Shorter descriptions cost fewer tokens and are easier for agents to parse. Every sentence should earn its place.

Completeness2/5

Given the tool's complexity, does the description cover enough for an agent to succeed on first attempt?

Given the complexity of a job creation tool with 6 parameters, no annotations, and no output schema, the description is incomplete. It lacks details on parameter meanings, behavioral implications (e.g., mutation effects, error handling), and expected outputs, leaving significant gaps for an AI agent to understand and use the tool effectively.

Complex tools with many parameters or behaviors need more documentation. Simple tools need less.
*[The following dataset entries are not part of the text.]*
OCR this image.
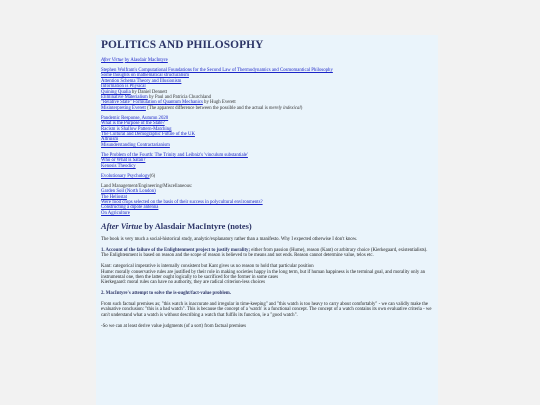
POLITICS AND PHILOSOPHY
After Virtue by Alasdair MacIntyre
Stephen Wolfram's Computational Foundations for the Second Law of Thermodynamics and Cosmomantical Philosophy
Some thoughts on mathematical structuralism
Attention Schema Theory and Illusionism
Information is Physical
Quining Qualia by Daniel Dennett
Eliminative Materialism by Paul and Patricia Churchland
"Relative State" Formulation of Quantum Mechanics by Hugh Everett
Misinterpreting Everett (The apparent difference between the possible and the actual is merely indexical)
Pandemic Response, Autumn 2020
What is the Purpose of the State?
Racism is Shallow Pattern-Matching
The Cultural and Demographic Future of the UK
Altruism
Misunderstanding Contractarianism
The Problem of the Fourth: The Trinity and Leibniz's 'vinculum substantiale'
Who or What is Satan?
Kenosis Theodicy
Evolutionary Psychology(6)
Land Management/Engineering/Miscellaneous:
Garden Soil (North London)
The Heliostat
Were food crops selected on the basis of their success in polycultural environments?
Constructing a dipole antenna
On Agriculture
After Virtue by Alasdair MacIntyre (notes)

The book is very much a social-historical study, analytic/explanatory rather than a manifesto. Why I expected otherwise I don't know.

1. Account of the failure of the Enlightenment project to justify morality; either from passion (Hume), reason (Kant) or arbitrary choice (Kierkegaard, existentialists). The Enlightenment is based on reason and the scope of reason is believed to be means and not ends. Reason cannot determine value, telos etc.

Kant: categorical imperative is internally consistent but Kant gives us no reason to hold that particular position
Hume: morally conservative rules are justified by their role in making societies happy in the long term, but if human happiness is the terminal goal, and morality only an instrumental one, then the latter ought logically to be sacrificed for the former in some cases
Kierkegaard: moral rules can have no authority, they are radical criterion-less choices

2. MacIntyre's attempt to solve the is-ought/fact-value problem.

From such factual premises as; "this watch is inaccurate and irregular in time-keeping" and "this watch is too heavy to carry about comfortably" - we can validly make the evaluative conclusion: "this is a bad watch". This is because the concept of a 'watch' is a functional concept. The concept of a watch contains its own evaluative criteria - we can't understand what a watch is without describing a watch that fulfils its function, ie a "good watch".

-So we can at least derive value judgments (of a sort) from factual premises
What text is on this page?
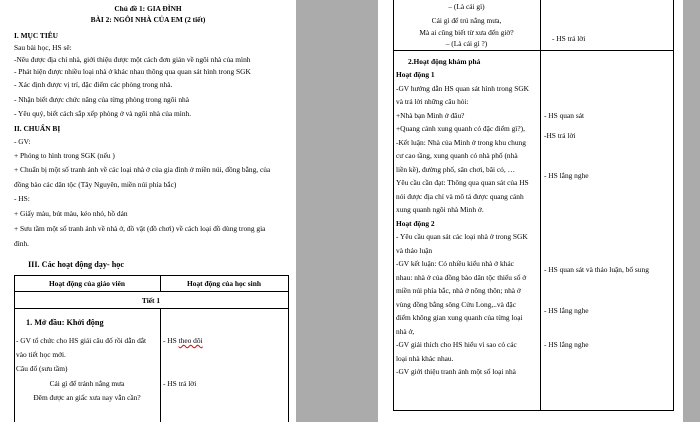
Chủ đề 1: GIA ĐÌNH
BÀI 2: NGÔI NHÀ CỦA EM (2 tiết)
I. MỤC TIÊU
Sau bài học, HS sẽ:
-Nêu được địa chỉ nhà, giới thiệu được một cách đơn giản về ngôi nhà của mình
- Phát hiện được nhiều loại nhà ở khác nhau thông qua quan sát hình trong SGK
- Xác định được vị trí, đặc điểm các phòng trong nhà.
- Nhận biết được chức năng của từng phòng trong ngôi nhà
- Yêu quý, biết cách sắp xếp phòng ở và ngôi nhà của mình.
II. CHUẨN BỊ
- GV:
+ Phóng to hình trong SGK (nếu )
+ Chuẩn bị một số tranh ảnh về các loại nhà ở của gia đình ở miền núi, đồng bằng, của
đồng bào các dân tộc (Tây Nguyên, miền núi phía bắc)
- HS:
+ Giấy màu, bút màu, kéo nhỏ, hồ dán
+ Sưu tầm một số tranh ảnh về nhà ở, đồ vật (đồ chơi) về cách loại đồ dùng trong gia
đình.
III. Các hoạt động dạy- học
Hoạt động của giáo viên	Hoạt động của học sinh
Tiết 1
1. Mở đầu: Khởi động
- GV tổ chức cho HS giải câu đố rồi dẫn dắt
vào tiết học mới.
Câu đố (sưu tầm)
Cái gì để tránh nắng mưa
Đêm được an giấc xưa nay vẫn cần?
- HS theo dõi
- HS trả lời
– (Là cái gì)
Cái gì để trú nắng mưa,
Mà ai cũng biết từ xưa đến giờ?
– (Là cái gì ?)
2.Hoạt động khám phá
Hoạt động 1
-GV hướng dẫn HS quan sát hình trong SGK
và trả lời những câu hỏi:
+Nhà bạn Minh ở đâu?
+Quang cảnh xung quanh có đặc điểm gì?),
-Kết luận: Nhà của Minh ở trong khu chung
cư cao tầng, xung quanh có nhà phố (nhà
liền kề), đường phố, sân chơi, bãi cỏ, …
Yêu cầu cần đạt: Thông qua quan sát của HS
nói được địa chỉ và mô tả được quang cảnh
xung quanh ngôi nhà Minh ở.
Hoạt động 2
- Yêu cầu quan sát các loại nhà ở trong SGK
và thảo luận
-GV kết luận: Có nhiều kiểu nhà ở khác
nhau: nhà ở của đồng bào dân tộc thiểu số ở
miền núi phía bắc, nhà ở nông thôn; nhà ở
vùng đồng bằng sông Cửu Long,..và đặc
điểm không gian xung quanh của từng loại
nhà ở,
-GV giải thích cho HS hiểu vì sao có các
loại nhà khác nhau.
-GV giới thiệu tranh ảnh một số loại nhà
- HS trả lời
- HS quan sát
-HS trả lời
- HS lắng nghe
- HS quan sát và thảo luận, bổ sung
- HS lắng nghe
- HS lắng nghe
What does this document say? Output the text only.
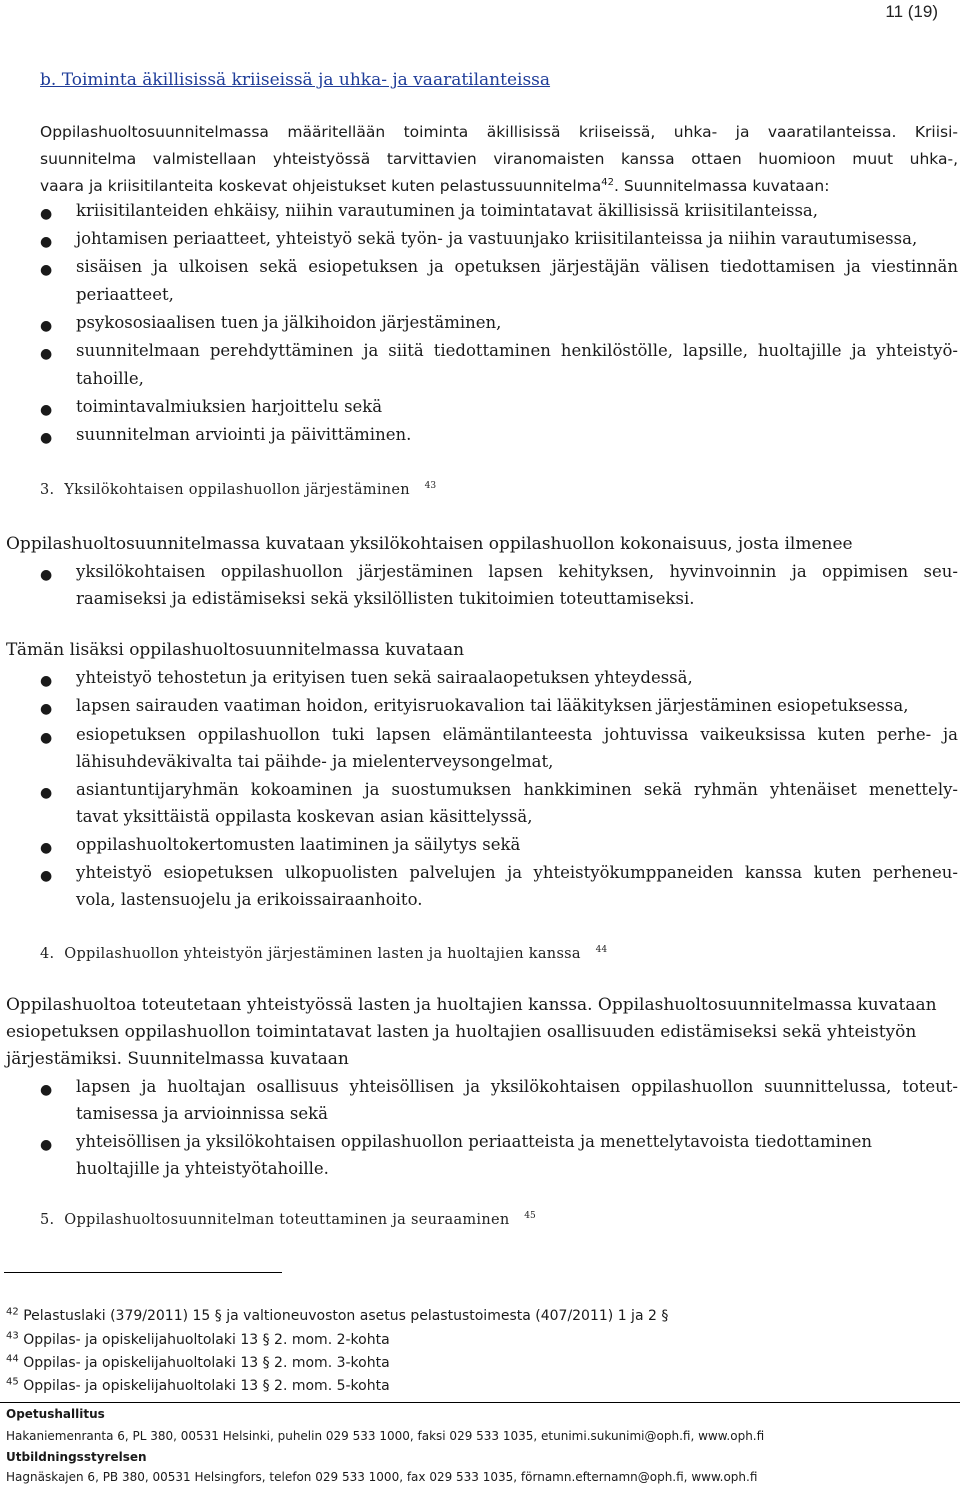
11 (19)
b. Toiminta äkillisissä kriiseissä ja uhka- ja vaaratilanteissa
Oppilashuoltosuunnitelmassa määritellään toiminta äkillisissä kriiseissä, uhka- ja vaaratilanteissa. Kriisi-
suunnitelma valmistellaan yhteistyössä tarvittavien viranomaisten kanssa ottaen huomioon muut uhka-,
vaara ja kriisitilanteita koskevat ohjeistukset kuten pelastussuunnitelma$^{42}$. Suunnitelmassa kuvataan:
● kriisitilanteiden ehkäisy, niihin varautuminen ja toimintatavat äkillisissä kriisitilanteissa,
● johtamisen periaatteet, yhteistyö sekä työn- ja vastuunjako kriisitilanteissa ja niihin varautumisessa,
● sisäisen ja ulkoisen sekä esiopetuksen ja opetuksen järjestäjän välisen tiedottamisen ja viestinnän
periaatteet,
● psykososiaalisen tuen ja jälkihoidon järjestäminen,
● suunnitelmaan perehdyttäminen ja siitä tiedottaminen henkilöstölle, lapsille, huoltajille ja yhteistyö-
tahoille,
● toimintavalmiuksien harjoittelu sekä
● suunnitelman arviointi ja päivittäminen.
3. Yksilökohtaisen oppilashuollon järjestäminen $^{43}$
Oppilashuoltosuunnitelmassa kuvataan yksilökohtaisen oppilashuollon kokonaisuus, josta ilmenee
● yksilökohtaisen oppilashuollon järjestäminen lapsen kehityksen, hyvinvoinnin ja oppimisen seu-
raamiseksi ja edistämiseksi sekä yksilöllisten tukitoimien toteuttamiseksi.
Tämän lisäksi oppilashuoltosuunnitelmassa kuvataan
● yhteistyö tehostetun ja erityisen tuen sekä sairaalaopetuksen yhteydessä,
● lapsen sairauden vaatiman hoidon, erityisruokavalion tai lääkityksen järjestäminen esiopetuksessa,
● esiopetuksen oppilashuollon tuki lapsen elämäntilanteesta johtuvissa vaikeuksissa kuten perhe- ja
lähisuhdeväkivalta tai päihde- ja mielenterveysongelmat,
● asiantuntijaryhmän kokoaminen ja suostumuksen hankkiminen sekä ryhmän yhtenäiset menettely-
tavat yksittäistä oppilasta koskevan asian käsittelyssä,
● oppilashuoltokertomusten laatiminen ja säilytys sekä
● yhteistyö esiopetuksen ulkopuolisten palvelujen ja yhteistyökumppaneiden kanssa kuten perheneu-
vola, lastensuojelu ja erikoissairaanhoito.
4. Oppilashuollon yhteistyön järjestäminen lasten ja huoltajien kanssa $^{44}$
Oppilashuoltoa toteutetaan yhteistyössä lasten ja huoltajien kanssa. Oppilashuoltosuunnitelmassa kuvataan
esiopetuksen oppilashuollon toimintatavat lasten ja huoltajien osallisuuden edistämiseksi sekä yhteistyön
järjestämiksi. Suunnitelmassa kuvataan
● lapsen ja huoltajan osallisuus yhteisöllisen ja yksilökohtaisen oppilashuollon suunnittelussa, toteut-
tamisessa ja arvioinnissa sekä
● yhteisöllisen ja yksilökohtaisen oppilashuollon periaatteista ja menettelytavoista tiedottaminen
huoltajille ja yhteistyötahoille.
5. Oppilashuoltosuunnitelman toteuttaminen ja seuraaminen $^{45}$
$^{42}$ Pelastuslaki (379/2011) 15 § ja valtioneuvoston asetus pelastustoimesta (407/2011) 1 ja 2 §
$^{43}$ Oppilas- ja opiskelijahuoltolaki 13 § 2. mom. 2-kohta
$^{44}$ Oppilas- ja opiskelijahuoltolaki 13 § 2. mom. 3-kohta
$^{45}$ Oppilas- ja opiskelijahuoltolaki 13 § 2. mom. 5-kohta
Opetushallitus
Hakaniemenranta 6, PL 380, 00531 Helsinki, puhelin 029 533 1000, faksi 029 533 1035, etunimi.sukunimi@oph.fi, www.oph.fi
Utbildningsstyrelsen
Hagnäskajen 6, PB 380, 00531 Helsingfors, telefon 029 533 1000, fax 029 533 1035, förnamn.efternamn@oph.fi, www.oph.fi
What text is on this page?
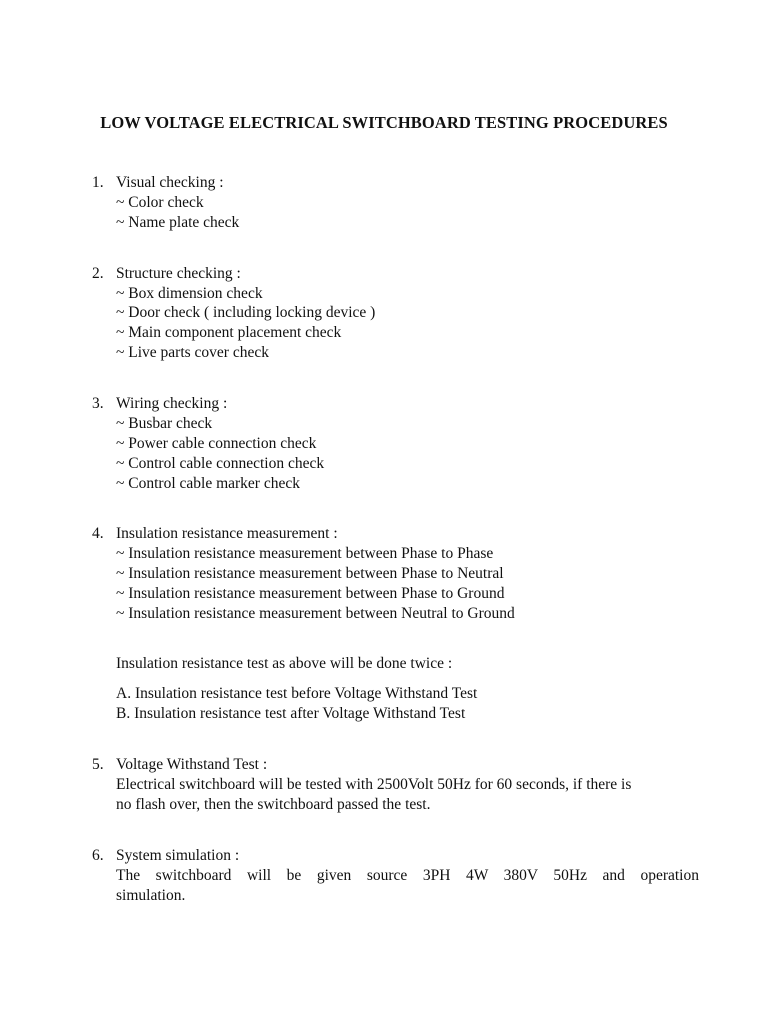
LOW VOLTAGE ELECTRICAL SWITCHBOARD TESTING PROCEDURES
1. Visual checking :
~ Color check
~ Name plate check
2. Structure checking :
~ Box dimension check
~ Door check ( including locking device )
~ Main component placement check
~ Live parts cover check
3. Wiring checking :
~ Busbar check
~ Power cable connection check
~ Control cable connection check
~ Control cable marker check
4. Insulation resistance measurement :
~ Insulation resistance measurement between Phase to Phase
~ Insulation resistance measurement between Phase to Neutral
~ Insulation resistance measurement between Phase to Ground
~ Insulation resistance measurement between Neutral to Ground
Insulation resistance test as above will be done twice :
A. Insulation resistance test before Voltage Withstand Test
B. Insulation resistance test after Voltage Withstand Test
5. Voltage Withstand Test :
Electrical switchboard will be tested with 2500Volt 50Hz for 60 seconds, if there is
no flash over, then the switchboard passed the test.
6. System simulation :
The switchboard will be given source 3PH 4W 380V 50Hz and operation
simulation.
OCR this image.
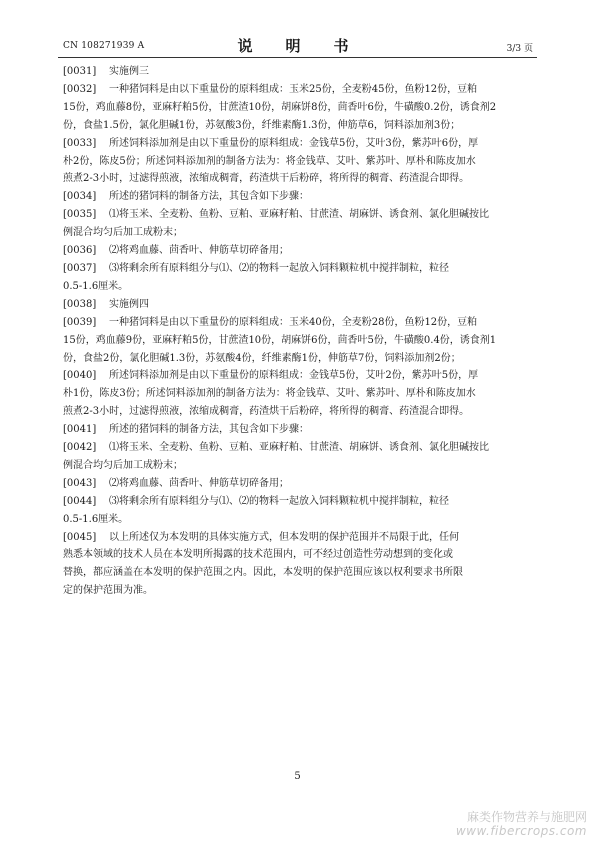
CN 108271939 A	说　明　书	3/3 页
[0031] 实施例三
[0032] 一种猪饲料是由以下重量份的原料组成：玉米25份，全麦粉45份，鱼粉12份，豆粕
15份，鸡血藤8份，亚麻籽粕5份，甘蔗渣10份，胡麻饼8份，茴香叶6份，牛磺酸0.2份，诱食剂2
份，食盐1.5份，氯化胆碱1份，苏氨酸3份，纤维素酶1.3份，伸筋草6，饲料添加剂3份；
[0033] 所述饲料添加剂是由以下重量份的原料组成：金钱草5份，艾叶3份，紫苏叶6份，厚
朴2份，陈皮5份；所述饲料添加剂的制备方法为：将金钱草、艾叶、紫苏叶、厚朴和陈皮加水
煎煮2-3小时，过滤得煎液，浓缩成稠膏，药渣烘干后粉碎，将所得的稠膏、药渣混合即得。
[0034] 所述的猪饲料的制备方法，其包含如下步骤：
[0035] ⑴将玉米、全麦粉、鱼粉、豆粕、亚麻籽粕、甘蔗渣、胡麻饼、诱食剂、氯化胆碱按比
例混合均匀后加工成粉末；
[0036] ⑵将鸡血藤、茴香叶、伸筋草切碎备用；
[0037] ⑶将剩余所有原料组分与⑴、⑵的物料一起放入饲料颗粒机中搅拌制粒，粒径
0.5-1.6厘米。
[0038] 实施例四
[0039] 一种猪饲料是由以下重量份的原料组成：玉米40份，全麦粉28份，鱼粉12份，豆粕
15份，鸡血藤9份，亚麻籽粕5份，甘蔗渣10份，胡麻饼6份，茴香叶5份，牛磺酸0.4份，诱食剂1
份，食盐2份，氯化胆碱1.3份，苏氨酸4份，纤维素酶1份，伸筋草7份，饲料添加剂2份；
[0040] 所述饲料添加剂是由以下重量份的原料组成：金钱草5份，艾叶2份，紫苏叶5份，厚
朴1份，陈皮3份；所述饲料添加剂的制备方法为：将金钱草、艾叶、紫苏叶、厚朴和陈皮加水
煎煮2-3小时，过滤得煎液，浓缩成稠膏，药渣烘干后粉碎，将所得的稠膏、药渣混合即得。
[0041] 所述的猪饲料的制备方法，其包含如下步骤：
[0042] ⑴将玉米、全麦粉、鱼粉、豆粕、亚麻籽粕、甘蔗渣、胡麻饼、诱食剂、氯化胆碱按比
例混合均匀后加工成粉末；
[0043] ⑵将鸡血藤、茴香叶、伸筋草切碎备用；
[0044] ⑶将剩余所有原料组分与⑴、⑵的物料一起放入饲料颗粒机中搅拌制粒，粒径
0.5-1.6厘米。
[0045] 以上所述仅为本发明的具体实施方式，但本发明的保护范围并不局限于此，任何
熟悉本领域的技术人员在本发明所揭露的技术范围内，可不经过创造性劳动想到的变化或
替换，都应涵盖在本发明的保护范围之内。因此，本发明的保护范围应该以权利要求书所限
定的保护范围为准。
5
麻类作物营养与施肥网
www.fibercrops.com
This dimension scales expectations accordingly.

Parameters2/5

Does the description clarify parameter syntax, constraints, interactions, or defaults beyond what the schema provides?

Schema description coverage is 0%, so the description must compensate for undocumented parameters. It only mentions 'serverless by default', which relates to the 'use_serverless' parameter, but it doesn't explain the semantics of other parameters like 'job_name', 'notebook_path', 'timeout_seconds', 'parameters', or 'cluster_id'. This fails to add sufficient meaning beyond the bare schema.

Input schemas describe structure but not intent. Descriptions should explain non-obvious parameter relationships and valid value ranges.

Purpose4/5

Does the description clearly state what the tool does and how it differs from similar tools?

The description clearly states the action ('Create a new Databricks job') and the resource ('to run a notebook'), which is specific and actionable. It distinguishes from siblings like 'run_job' by focusing on creation rather than execution, though it doesn't explicitly contrast with all siblings like 'create_cluster' or 'create_notebook'.

Agents choose between tools based on descriptions. A clear purpose with a specific verb and resource helps agents select the right tool.

Usage Guidelines3/5

Does the description explain when to use this tool, when not to, or what alternatives exist?

The description implies usage for creating jobs to run notebooks, with a default behavior ('uses serverless by default'), but it doesn't provide explicit guidance on when to use this tool versus alternatives like 'run_job' or 'create_cluster'. It offers some context but lacks clear exclusions or named alternatives.

Agents often have multiple tools that could apply. Explicit usage guidance like "use X instead of Y when Z" prevents misuse.